Le principe de la dénervation est une section des branches à destinée articulaire des nerfs digitaux palmaires propres décrit initialement par FOUCHER sans induire de déficit sensitif distal. Elle ne coupe pas les ponts à la prise en charge future par les deux autres solutions. Elle est indiquée chez les patients douloureux ayant une arthrose primaire ou secondaire, avec une amplitude articulaire préopératoire de plus de 40° sans instabilité IPP.
La technique par voie palmaire (vidéo) :•sous anesthésie locorégionale avec garrot à la racine du membre et sous grossissement optique (×3,0–3,5) ;•voie d’abord palmaire type Bruner avec une incision centrée sur l’IPP.
Après ouverture du ligament de Grayson, les 2 pédicules sont individualisés. Chaque nerf digital est repéré, libéré et séparé de façon douce et atraumatique par rapport à l’artère digitale du pli de flexion métacarpophalangien au tiers proximal de la 2e phalange.
Les branches nerveuses se dirigeant vers l’artère digitale et l’articulation IPP sont repérées et sectionnées sans électrocoagulation bipolaire en préservant les branches vasculaires à destinée de la gaine des fléchisseurs et de l’articulation IPP.
Les branches nerveuses sont sectionnées sans électroagulation.
La fermeture cutanée par points séparés (4/0).
Une mobilisation d’emblée en postopératoire est indiquée avec autorééducation dans toute l’amplitude articulaire de l’IPP.

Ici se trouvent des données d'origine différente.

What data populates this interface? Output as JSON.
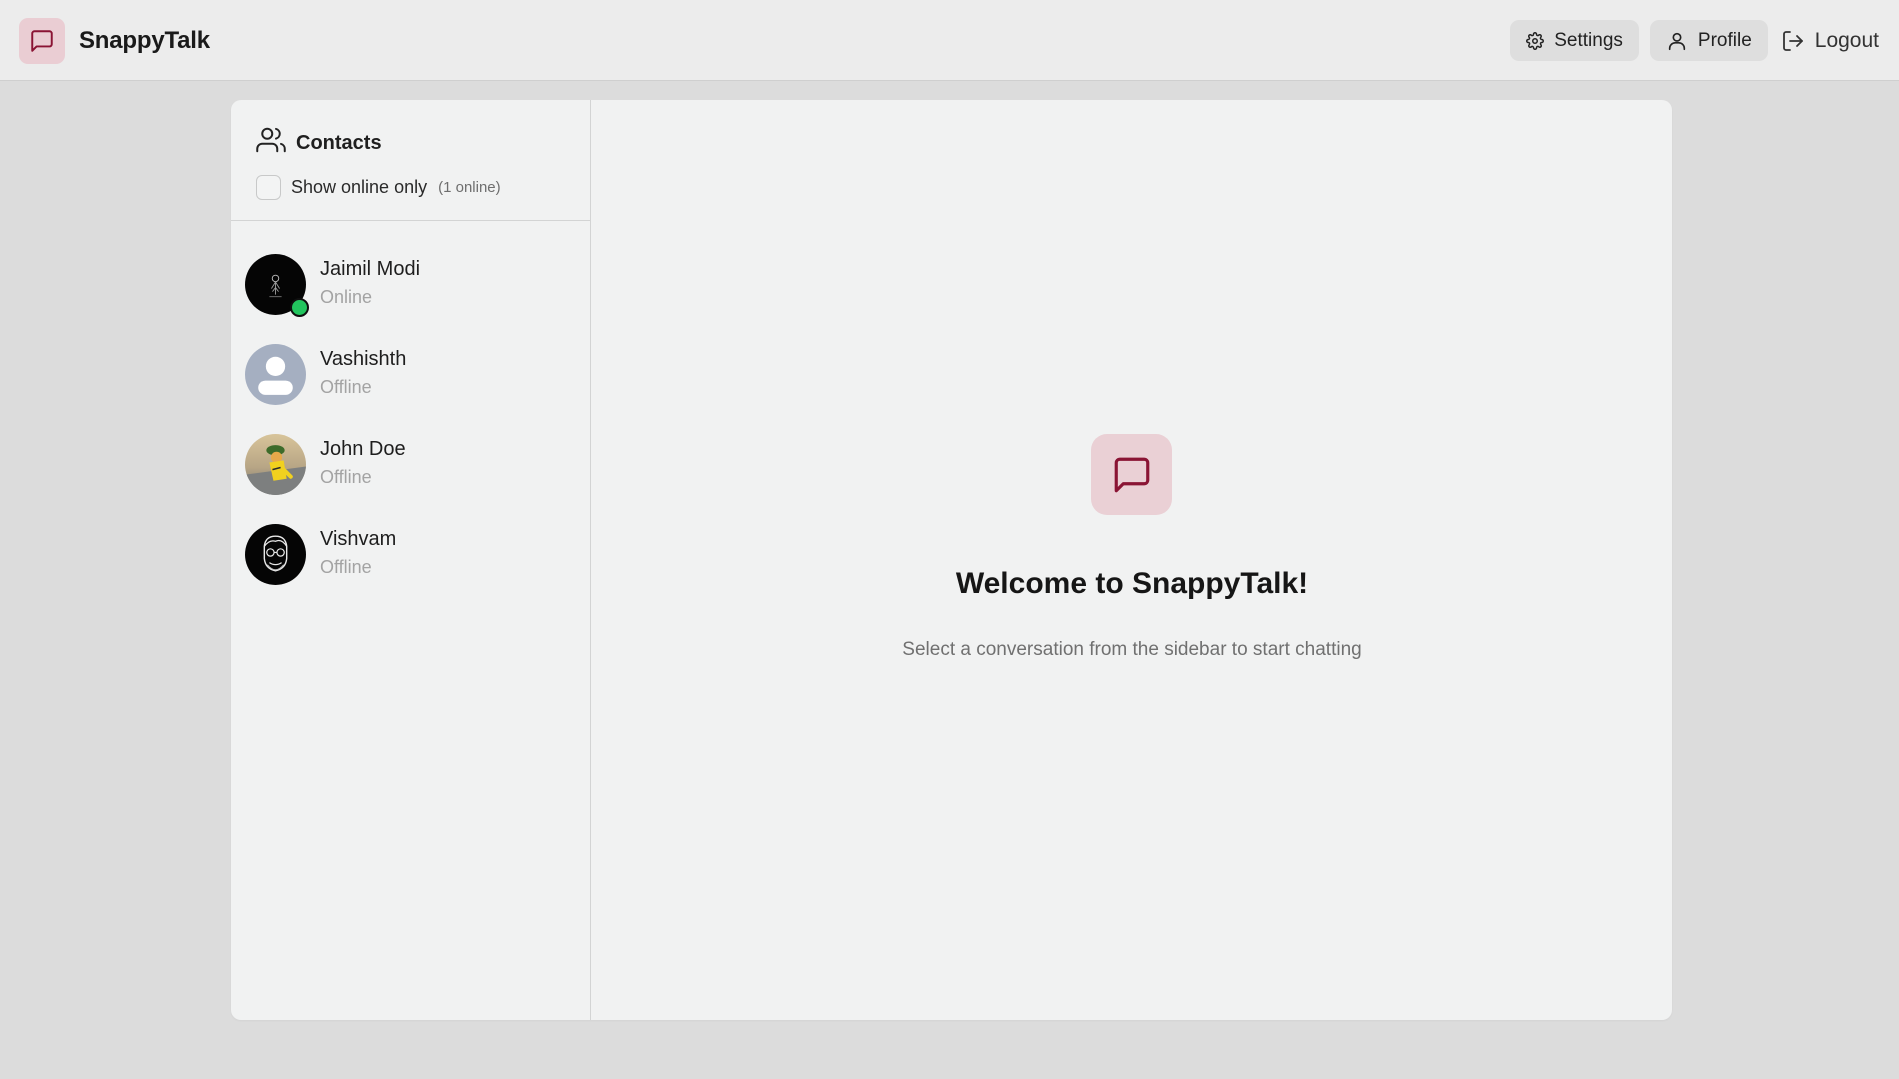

Les avantages de cette technique : l’amélioration des douleurs de 85 %, l’amélioration du quickDASH, un maintien de résultats à moyen et long terme et l’absence d’influence sur l’évolution arthrosique. Peu de complication (SDRC résolutif) et une reprise simple car elle permet soit l’arthroplastie soit l’arthrodèse.
Les limites sont : l’absence d’amélioration des amplitudes, l’absence de correction de la clinodactylie qui est souvent un motif de consultation.
C’est technique chirurgicale fiable et reproductible. Permet une prise en charge douloureuse efficace sans couper de ponts aux autres techniques.